According to a new study, sleep evolved before brains did. Researchers found this out by studying a small freshwater creature called a hydra that appeared to be in a sleep-like state but has no brain. Jellyfish also appear to sleep and they don’t have a brain either.
In a statement, Taichi Q. Itoh, who is an assistant professor at Kyushu University in Japan and an author of the study, stated, “We now have strong evidence that animals must have acquired the need to sleep before acquiring a brain,” adding, “Based on our findings and previous reports regarding jellyfish, we can say that sleep evolution is independent of brain evolution.”

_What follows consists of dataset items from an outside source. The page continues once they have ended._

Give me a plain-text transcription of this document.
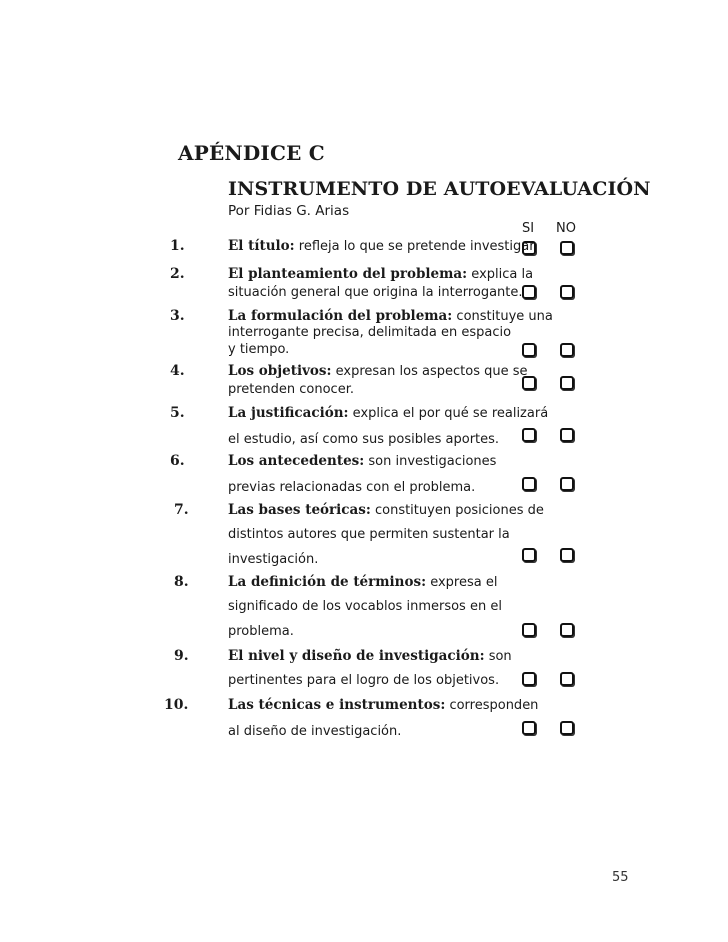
APÉNDICE C
INSTRUMENTO DE AUTOEVALUACIÓN

Por Fidias G. Arias

SI NO
1.	El título: refleja lo que se pretende investigar.
2.	El planteamiento del problema: explica la
situación general que origina la interrogante.
3.	La formulación del problema: constituye una
interrogante precisa, delimitada en espacio
y tiempo.
4.	Los objetivos: expresan los aspectos que se
pretenden conocer.
5.	La justificación: explica el por qué se realizará
el estudio, así como sus posibles aportes.
6.	Los antecedentes: son investigaciones
previas relacionadas con el problema.
7.	Las bases teóricas: constituyen posiciones de
distintos autores que permiten sustentar la
investigación.
8.	La definición de términos: expresa el
significado de los vocablos inmersos en el
problema.
9.	El nivel y diseño de investigación: son
pertinentes para el logro de los objetivos.
10.	Las técnicas e instrumentos: corresponden
al diseño de investigación.
55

For their study, the researchers used a video-recording system to watch the hydras in order to find out whether or not they actually slept or if they just remained motionless which could be disrupted by flashing a light on them. During their experiment they realized that the creatures had about four hours each of active and sleep states.
And when their sleep state was disrupted, the creatures showed signs of sleep deprivation and that they needed extra “shut-eye” as well as showing signs of decreased cell growth. Additionally, when the hydras’ sleep was disrupted and they were tired, the expression of over 200 of their genes had all changed.
Another interesting experiment was when the hydras were given chemicals like melatonin and the neurotransmitter that helps to regulate sleep in humans, the creatures’ sleep activity actually increased. When the hydras were given dopamine, it made them sleep more as Itoh explained that “while some sleep mechanisms appear to have been conserved, others may have switched function during evolution of the brain.”
In closing, Itoh said that “these experiments provide strong evidence that animals acquired sleep-related mechanisms before the evolutional development of the central nervous system and that many of these mechanisms were conserved as brains evolved.”
We all need sleep (both animals and humans) but it was previously unknown whether sleep evolved prior to that of brains but this new study seems to confirm that. Well, at least now we know that those people who we question whether or not their brains are really working can still get a good night sleep.
The study was published in the journal Science Advances where it can be read in full.